A healthy twist to another favourite snack, Aloo Tikki, this dish is loaded with nutrients.
You do not need a tandoor to make this evergreen starter. A good old microwave serves the purpose just fine. Paneer contains 23 gm of protein while the curd comes loaded with 11 gm of protein.
Popcorn is a healthy option to keep your child feeling full, and it’s among their favourite snacks. Make this recipe with regular cheese cubes instead of cheddar cheese and give them 18 gm of protein from cheese and 11 gm of it from popcorn.
Steps:
Gram flour or besan is a good source of protein. This dosa-like recipe is tasty and healthy, and one chilla will give your kid 10.7 gm of protein. Combine tomatoes, besan, chopped onion, coriander, salt, red chilli powder, turmeric, hing, cumin powder and seeds — mix water to make a smooth batter. Pour the batter onto a skillet and cook it like a dosa.
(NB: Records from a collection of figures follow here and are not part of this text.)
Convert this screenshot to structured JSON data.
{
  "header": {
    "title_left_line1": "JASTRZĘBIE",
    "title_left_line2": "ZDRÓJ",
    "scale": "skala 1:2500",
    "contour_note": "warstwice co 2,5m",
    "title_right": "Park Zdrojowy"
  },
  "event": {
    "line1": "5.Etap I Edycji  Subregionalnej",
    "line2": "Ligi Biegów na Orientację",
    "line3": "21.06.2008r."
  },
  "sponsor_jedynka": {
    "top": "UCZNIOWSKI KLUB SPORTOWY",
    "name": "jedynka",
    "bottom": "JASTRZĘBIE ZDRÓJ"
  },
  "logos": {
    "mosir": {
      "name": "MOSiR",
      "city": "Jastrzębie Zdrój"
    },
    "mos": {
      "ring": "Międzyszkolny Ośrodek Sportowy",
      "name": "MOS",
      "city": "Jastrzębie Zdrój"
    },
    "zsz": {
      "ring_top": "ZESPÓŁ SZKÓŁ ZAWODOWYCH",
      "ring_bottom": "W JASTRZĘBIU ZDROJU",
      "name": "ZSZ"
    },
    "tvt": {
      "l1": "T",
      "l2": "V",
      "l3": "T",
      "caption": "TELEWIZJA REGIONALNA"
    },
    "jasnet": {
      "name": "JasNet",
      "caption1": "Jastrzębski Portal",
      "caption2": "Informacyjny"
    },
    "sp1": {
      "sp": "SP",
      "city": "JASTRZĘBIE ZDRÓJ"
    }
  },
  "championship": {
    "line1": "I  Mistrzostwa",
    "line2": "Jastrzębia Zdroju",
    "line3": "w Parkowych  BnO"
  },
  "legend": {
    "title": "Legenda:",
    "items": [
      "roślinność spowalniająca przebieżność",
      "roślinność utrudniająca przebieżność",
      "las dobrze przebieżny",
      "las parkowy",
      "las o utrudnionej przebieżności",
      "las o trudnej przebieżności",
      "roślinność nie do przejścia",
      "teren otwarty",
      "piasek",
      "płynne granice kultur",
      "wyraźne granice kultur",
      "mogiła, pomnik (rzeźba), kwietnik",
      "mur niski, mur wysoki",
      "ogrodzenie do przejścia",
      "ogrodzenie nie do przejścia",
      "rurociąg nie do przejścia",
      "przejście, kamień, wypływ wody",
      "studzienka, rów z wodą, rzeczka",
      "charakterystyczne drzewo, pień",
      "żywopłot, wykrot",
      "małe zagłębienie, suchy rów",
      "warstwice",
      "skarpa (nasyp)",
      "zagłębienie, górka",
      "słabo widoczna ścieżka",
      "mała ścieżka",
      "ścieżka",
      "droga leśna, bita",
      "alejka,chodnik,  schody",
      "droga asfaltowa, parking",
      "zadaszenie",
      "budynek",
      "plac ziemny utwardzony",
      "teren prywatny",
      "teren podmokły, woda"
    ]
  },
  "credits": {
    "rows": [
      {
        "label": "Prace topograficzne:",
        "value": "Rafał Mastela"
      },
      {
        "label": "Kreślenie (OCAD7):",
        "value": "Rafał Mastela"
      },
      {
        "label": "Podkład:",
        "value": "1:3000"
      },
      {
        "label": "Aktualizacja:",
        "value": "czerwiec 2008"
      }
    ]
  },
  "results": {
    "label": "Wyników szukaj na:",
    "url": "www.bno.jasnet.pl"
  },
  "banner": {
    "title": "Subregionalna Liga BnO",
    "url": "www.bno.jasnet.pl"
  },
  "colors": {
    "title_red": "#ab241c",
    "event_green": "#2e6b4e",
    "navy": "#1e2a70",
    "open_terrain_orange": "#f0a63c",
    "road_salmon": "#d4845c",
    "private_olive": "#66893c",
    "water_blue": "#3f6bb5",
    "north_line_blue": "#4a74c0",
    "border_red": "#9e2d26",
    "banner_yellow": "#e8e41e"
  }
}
This is one of the quickest recipes that’s rich in protein. If your child is fussy about eating fruits, you can combine yoghurt with fruit pulp and top it up with dried fruits. Pistachios and almonds are especially rich in protein. Sweeten the curd and add bits or chunks of fruits to serve. Make it look colourful to motivate children to gobble it up. Your kid will get 10 gm of protein on consuming 100 gm of yoghurt.
This sweet breakfast snack combines carbs to fire up your kid’s energy in the morning with protein and the goodness of bananas. Spread the peanut butter on one side of the bread. Stuff it with banana slices and grill it on a skillet with cooking oil. One such sandwich contains 10.3 gm of protein.
Soya bean is among the most nutritious foods, and its 100 gm contains 18.2 gm of protein. Aloo soya tikki is another easy-to-make, delish snack you can serve in the morning or evening.
Foxnuts or lotus nuts look like popcorn and have the same crunch. Roast makhana in ghee, and add salt and chaat masala to get a protein-rich snack. A serving of 100 gm of makhana contains 9.7 gm of protein. You can also add pomegranate onions and tomatoes to make Makhana Bhel for your child.
Moong Dal Cutlets or nuggets not only please the taste buds but have high-quality protein, Vitamin B6, potassium, copper, and iron.
And that’s how you can ensure that your kid’s diet is packed with protein for healthy muscles, bones, sharp concentration to focus at school, strong immunity and many other health benefits. Protein is also helpful in maintaining a healthy weight as it keeps you feeling full for a longer time. So, your child won’t be tempted to eat junk food.
These yummy and easy dishes will be lapped up. And if your kid still resists consuming protein, they might be more inspired if you tell them that one type of protein is named Pikachurin, after the Pokemon, Pikachu. There’s one called Sonic Hedgehog, named after Sonic the Hedgehog!